Мамино дыхание стало тяжелее, ему мешали невидимые препятствия, а рот пересыхал и наполнялся слюной, которую она не могла сглотнуть. Ее требовалось убирать вручную, чтобы воздух смог пройти в дыхательные пути. В два часа ночи мне некогда было спать. Я могла только слушать ее дыхание, складывать вдохи и выдохи в копилку, сохранять на будущее. Я отдернула занавеску, и свет фонарей, горевших на парковке, превратил комнату в желтоватый склеп.
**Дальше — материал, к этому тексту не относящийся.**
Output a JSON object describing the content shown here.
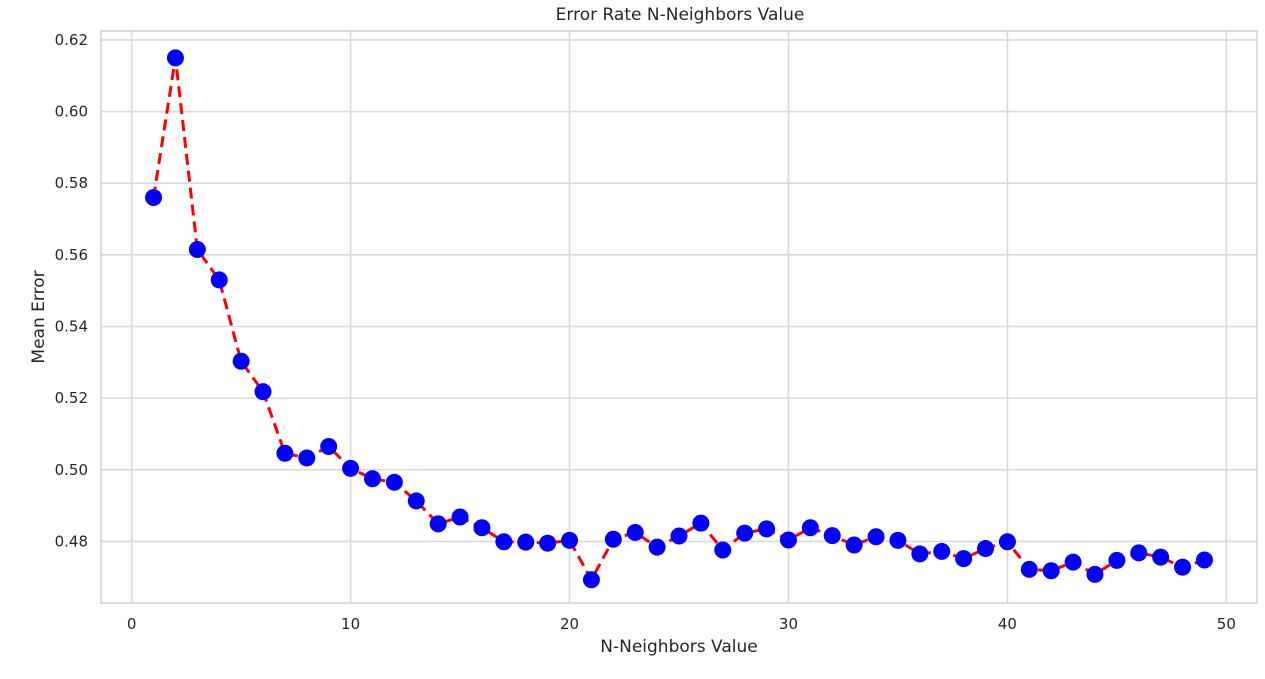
{
  "chart_data": {
    "type": "line",
    "title": "Error Rate N-Neighbors Value",
    "xlabel": "N-Neighbors Value",
    "ylabel": "Mean Error",
    "xlim": [
      -1.4,
      51.4
    ],
    "ylim": [
      0.4628,
      0.6225
    ],
    "x_ticks": [
      0,
      10,
      20,
      30,
      40,
      50
    ],
    "x_tick_labels": [
      "0",
      "10",
      "20",
      "30",
      "40",
      "50"
    ],
    "y_ticks": [
      0.48,
      0.5,
      0.52,
      0.54,
      0.56,
      0.58,
      0.6,
      0.62
    ],
    "y_tick_labels": [
      "0.48",
      "0.50",
      "0.52",
      "0.54",
      "0.56",
      "0.58",
      "0.60",
      "0.62"
    ],
    "grid": true,
    "line_color": "#ff0000",
    "line_style": "dashed",
    "marker_color": "#0000ff",
    "series": [
      {
        "x": [
          1,
          2,
          3,
          4,
          5,
          6,
          7,
          8,
          9,
          10,
          11,
          12,
          13,
          14,
          15,
          16,
          17,
          18,
          19,
          20,
          21,
          22,
          23,
          24,
          25,
          26,
          27,
          28,
          29,
          30,
          31,
          32,
          33,
          34,
          35,
          36,
          37,
          38,
          39,
          40,
          41,
          42,
          43,
          44,
          45,
          46,
          47,
          48,
          49
        ],
        "values": [
          0.576,
          0.615,
          0.5615,
          0.553,
          0.5303,
          0.5218,
          0.5046,
          0.5033,
          0.5065,
          0.5004,
          0.4975,
          0.4965,
          0.4913,
          0.4849,
          0.4868,
          0.4838,
          0.4799,
          0.4798,
          0.4795,
          0.4803,
          0.4693,
          0.4806,
          0.4825,
          0.4784,
          0.4815,
          0.4851,
          0.4776,
          0.4823,
          0.4835,
          0.4804,
          0.4838,
          0.4816,
          0.479,
          0.4813,
          0.4803,
          0.4765,
          0.4772,
          0.4752,
          0.478,
          0.4799,
          0.4722,
          0.4718,
          0.4742,
          0.4708,
          0.4747,
          0.4768,
          0.4756,
          0.4728,
          0.4748
        ]
      }
    ]
  }
}
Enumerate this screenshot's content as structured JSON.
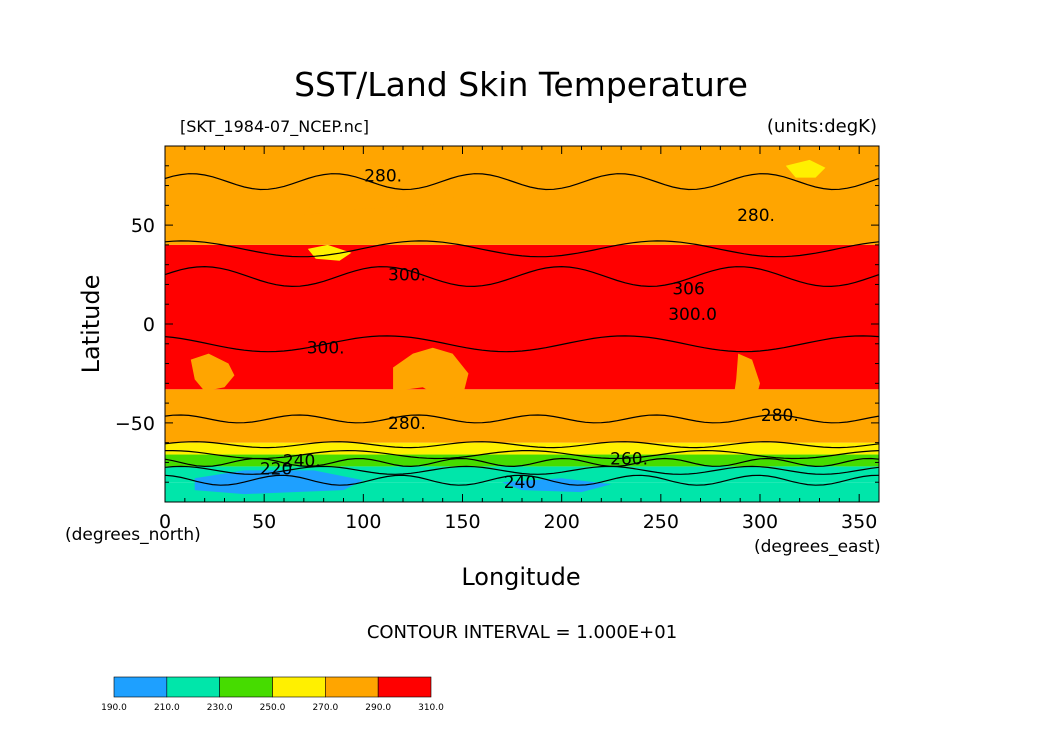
{
  "title": "SST/Land Skin Temperature",
  "source_file": "[SKT_1984-07_NCEP.nc]",
  "units_label": "(units:degK)",
  "xlabel": "Longitude",
  "ylabel": "Latitude",
  "x_units": "(degrees_east)",
  "y_units": "(degrees_north)",
  "contour_interval_text": "CONTOUR INTERVAL = 1.000E+01",
  "chart_data": {
    "type": "heatmap",
    "title": "SST/Land Skin Temperature",
    "xlabel": "Longitude",
    "ylabel": "Latitude",
    "xlim": [
      0,
      360
    ],
    "ylim": [
      -90,
      90
    ],
    "x_ticks": [
      0,
      50,
      100,
      150,
      200,
      250,
      300,
      350
    ],
    "y_ticks": [
      -50,
      0,
      50
    ],
    "grid": false,
    "units": "degK",
    "colorbar": {
      "levels": [
        "190.0",
        "210.0",
        "230.0",
        "250.0",
        "270.0",
        "290.0",
        "310.0"
      ],
      "colors": [
        "#1EA0FF",
        "#00E6AA",
        "#46DC00",
        "#FFF000",
        "#FFA500",
        "#FF0000"
      ]
    },
    "bands": [
      {
        "range": [
          -90,
          -80
        ],
        "color_index": 1
      },
      {
        "range": [
          -80,
          -72
        ],
        "color_index": 1
      },
      {
        "range": [
          -72,
          -66
        ],
        "color_index": 2
      },
      {
        "range": [
          -66,
          -60
        ],
        "color_index": 3
      },
      {
        "range": [
          -60,
          -33
        ],
        "color_index": 4
      },
      {
        "range": [
          -33,
          40
        ],
        "color_index": 5
      },
      {
        "range": [
          40,
          90
        ],
        "color_index": 4
      }
    ],
    "contour_labels": [
      {
        "text": "280.",
        "lon": 110,
        "lat": 75
      },
      {
        "text": "280.",
        "lon": 298,
        "lat": 55
      },
      {
        "text": "300.",
        "lon": 122,
        "lat": 25
      },
      {
        "text": "306",
        "lon": 264,
        "lat": 18
      },
      {
        "text": "300.0",
        "lon": 266,
        "lat": 5
      },
      {
        "text": "300.",
        "lon": 81,
        "lat": -12
      },
      {
        "text": "280.",
        "lon": 122,
        "lat": -50
      },
      {
        "text": "280.",
        "lon": 310,
        "lat": -46
      },
      {
        "text": "220",
        "lon": 56,
        "lat": -73
      },
      {
        "text": "240.",
        "lon": 69,
        "lat": -69
      },
      {
        "text": "260.",
        "lon": 234,
        "lat": -68
      },
      {
        "text": "240",
        "lon": 179,
        "lat": -80
      }
    ]
  }
}
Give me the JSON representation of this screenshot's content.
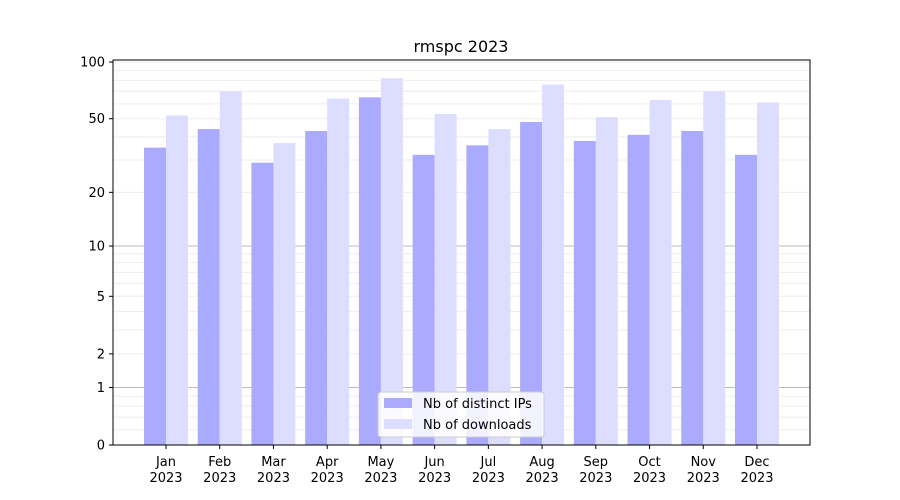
{
  "chart_data": {
    "type": "bar",
    "title": "rmspc 2023",
    "xlabel": "",
    "ylabel": "",
    "yscale": "log(1+y)",
    "ylim": [
      0,
      100
    ],
    "yticks": [
      0,
      1,
      2,
      5,
      10,
      20,
      50,
      100
    ],
    "grid": true,
    "legend_position": "bottom-center",
    "categories": [
      "Jan\n2023",
      "Feb\n2023",
      "Mar\n2023",
      "Apr\n2023",
      "May\n2023",
      "Jun\n2023",
      "Jul\n2023",
      "Aug\n2023",
      "Sep\n2023",
      "Oct\n2023",
      "Nov\n2023",
      "Dec\n2023"
    ],
    "series": [
      {
        "name": "Nb of distinct IPs",
        "color": "#aaaaff",
        "values": [
          35,
          44,
          29,
          43,
          65,
          32,
          36,
          48,
          38,
          41,
          43,
          32
        ]
      },
      {
        "name": "Nb of downloads",
        "color": "#ddddff",
        "values": [
          52,
          70,
          37,
          64,
          82,
          53,
          44,
          76,
          51,
          63,
          70,
          61
        ]
      }
    ]
  }
}
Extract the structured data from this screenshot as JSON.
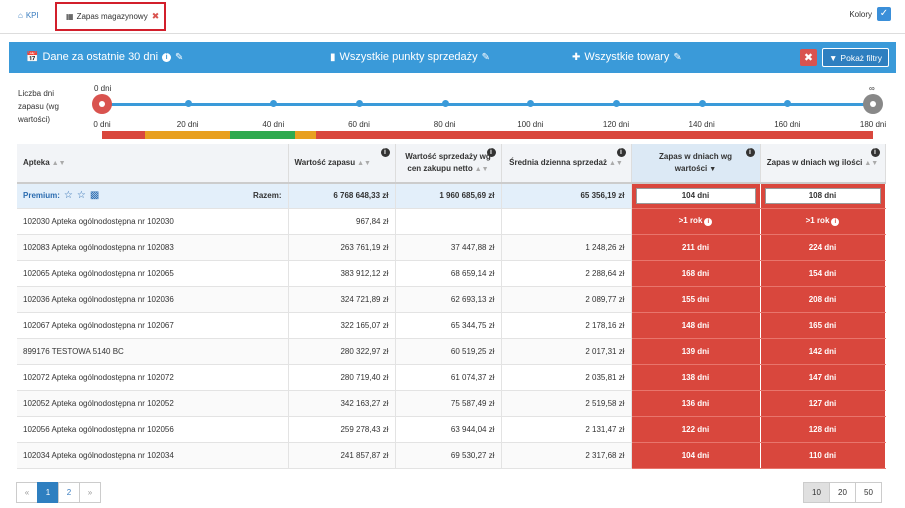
{
  "tabs": {
    "kpi": "KPI",
    "active": "Zapas magazynowy"
  },
  "kolory": {
    "label": "Kolory",
    "checked": true
  },
  "filters": {
    "period": "Dane za ostatnie 30 dni",
    "points": "Wszystkie punkty sprzedaży",
    "products": "Wszystkie towary",
    "show_filters": "Pokaż filtry"
  },
  "slider": {
    "label": "Liczba dni zapasu (wg wartości)",
    "min_label": "0 dni",
    "max_label": "∞",
    "ticks": [
      "0 dni",
      "20 dni",
      "40 dni",
      "60 dni",
      "80 dni",
      "100 dni",
      "120 dni",
      "140 dni",
      "160 dni",
      "180 dni"
    ],
    "range_colors": [
      {
        "from": 0,
        "to": 10,
        "color": "#d9473d"
      },
      {
        "from": 10,
        "to": 30,
        "color": "#e8a020"
      },
      {
        "from": 30,
        "to": 45,
        "color": "#2eaa4f"
      },
      {
        "from": 45,
        "to": 50,
        "color": "#e8a020"
      },
      {
        "from": 50,
        "to": 180,
        "color": "#d9473d"
      }
    ]
  },
  "table": {
    "headers": {
      "apteka": "Apteka",
      "wartosc": "Wartość zapasu",
      "sprzedaz": "Wartość sprzedaży wg cen zakupu netto",
      "srednia": "Średnia dzienna sprzedaż",
      "dni_wartosc": "Zapas w dniach wg wartości",
      "dni_ilosc": "Zapas w dniach wg ilości"
    },
    "summary": {
      "premium": "Premium:",
      "razem": "Razem:",
      "wartosc": "6 768 648,33 zł",
      "sprzedaz": "1 960 685,69 zł",
      "srednia": "65 356,19 zł",
      "dni_wartosc": "104 dni",
      "dni_ilosc": "108 dni"
    },
    "rows": [
      {
        "apteka": "102030 Apteka ogólnodostępna nr 102030",
        "wartosc": "967,84 zł",
        "sprzedaz": "",
        "srednia": "",
        "dni_wartosc": ">1 rok",
        "dni_ilosc": ">1 rok"
      },
      {
        "apteka": "102083 Apteka ogólnodostępna nr 102083",
        "wartosc": "263 761,19 zł",
        "sprzedaz": "37 447,88 zł",
        "srednia": "1 248,26 zł",
        "dni_wartosc": "211 dni",
        "dni_ilosc": "224 dni"
      },
      {
        "apteka": "102065 Apteka ogólnodostępna nr 102065",
        "wartosc": "383 912,12 zł",
        "sprzedaz": "68 659,14 zł",
        "srednia": "2 288,64 zł",
        "dni_wartosc": "168 dni",
        "dni_ilosc": "154 dni"
      },
      {
        "apteka": "102036 Apteka ogólnodostępna nr 102036",
        "wartosc": "324 721,89 zł",
        "sprzedaz": "62 693,13 zł",
        "srednia": "2 089,77 zł",
        "dni_wartosc": "155 dni",
        "dni_ilosc": "208 dni"
      },
      {
        "apteka": "102067 Apteka ogólnodostępna nr 102067",
        "wartosc": "322 165,07 zł",
        "sprzedaz": "65 344,75 zł",
        "srednia": "2 178,16 zł",
        "dni_wartosc": "148 dni",
        "dni_ilosc": "165 dni"
      },
      {
        "apteka": "899176 TESTOWA 5140 BC",
        "wartosc": "280 322,97 zł",
        "sprzedaz": "60 519,25 zł",
        "srednia": "2 017,31 zł",
        "dni_wartosc": "139 dni",
        "dni_ilosc": "142 dni"
      },
      {
        "apteka": "102072 Apteka ogólnodostępna nr 102072",
        "wartosc": "280 719,40 zł",
        "sprzedaz": "61 074,37 zł",
        "srednia": "2 035,81 zł",
        "dni_wartosc": "138 dni",
        "dni_ilosc": "147 dni"
      },
      {
        "apteka": "102052 Apteka ogólnodostępna nr 102052",
        "wartosc": "342 163,27 zł",
        "sprzedaz": "75 587,49 zł",
        "srednia": "2 519,58 zł",
        "dni_wartosc": "136 dni",
        "dni_ilosc": "127 dni"
      },
      {
        "apteka": "102056 Apteka ogólnodostępna nr 102056",
        "wartosc": "259 278,43 zł",
        "sprzedaz": "63 944,04 zł",
        "srednia": "2 131,47 zł",
        "dni_wartosc": "122 dni",
        "dni_ilosc": "128 dni"
      },
      {
        "apteka": "102034 Apteka ogólnodostępna nr 102034",
        "wartosc": "241 857,87 zł",
        "sprzedaz": "69 530,27 zł",
        "srednia": "2 317,68 zł",
        "dni_wartosc": "104 dni",
        "dni_ilosc": "110 dni"
      }
    ]
  },
  "pagination": {
    "prev": "«",
    "pages": [
      "1",
      "2"
    ],
    "next": "»",
    "active": "1"
  },
  "page_size": {
    "options": [
      "10",
      "20",
      "50"
    ],
    "active": "10"
  }
}
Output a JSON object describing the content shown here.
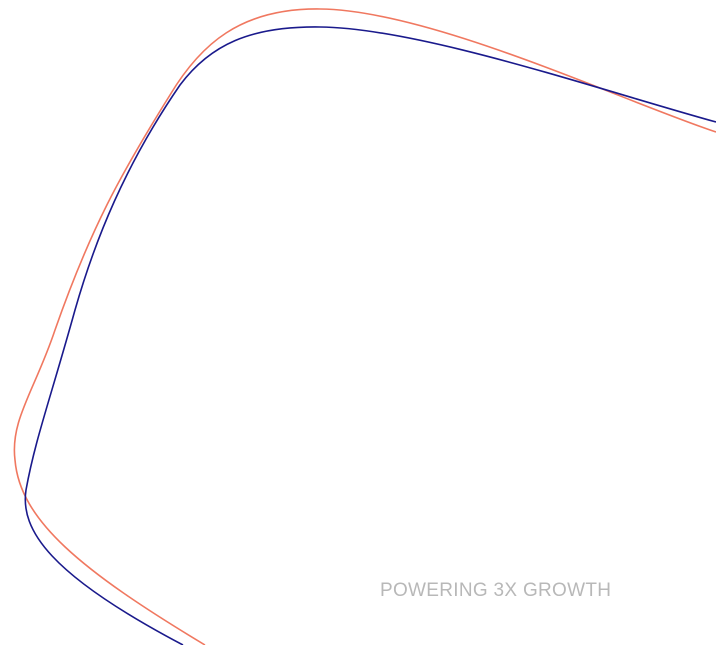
{
  "tagline": {
    "text": "POWERING 3X GROWTH",
    "color": "#b8b8b8"
  },
  "decorative_lines": {
    "outer_line_color": "#f07860",
    "inner_line_color": "#1a1a8c"
  }
}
Я положила ноги на кровать и попыталась подремать, но поняла, что уснуть не смогу, и пристроила на коленях «Копсфорд», так, чтобы на страницы падал свет из окна. Почему же я не помню этой книги? Когда я начала листать ветхие, выцветшие страницы, во мне зашевелились слабые воспоминания. Эту книгу когда-то подарила мне Глин, мамина начитанная подруга, творческая личность. Я попыталась ее прочесть, но она оказалась мне не по возрасту, и, разочарованная отсутствием животных, я отложила ее. Тогда я не смогла понять, что заставило молодого Уолтера Мюррея уехать из города и год прожить в полуразрушенном домике, нарисованном на обложке. Год без водопровода и электричества в доме, где сквозь дырявую крышу хлестал дождь, а в двери задувал ветер. Может быть, теперь мне будет понятней его поступок. Ночь шла своим чередом, в палате появлялись медсестры и стояли у маминой кровати, прислушиваясь и присматриваясь, а я читала и уносилась из больничной палаты в глухую сельскую Англию. Постепенно в тишине палаты я начала раздражаться на Уолтера Мюррея за то, что он вечно ничего не мог довести до конца. Он рос в Суссексе, где играл в полях и на деревенских улочках. Когда началась Первая мировая война, он был еще мал, а когда наконец повзрослел достаточно, чтобы отправиться воевать, пошел в торговый флот. Там быстро оказалось, что он не переносит тошнотворную бесконечность моря, так что он бросил корабли и записался в Королевский воздушный флот. Но и пилотом ему не суждено было стать; война закончилась еще до того, как он научился летать. Вернувшись в деревню под названием Хорам, он не находил себе места, – раздраженный юнец, который чувствовал, что упустил главное приключение в своей жизни. Тогда он собрал вещи и уехал в город, где устроился работать журналистом. Однако описывать тривиальные происшествия ему наскучило, и он вновь ощутил неудовлетворение.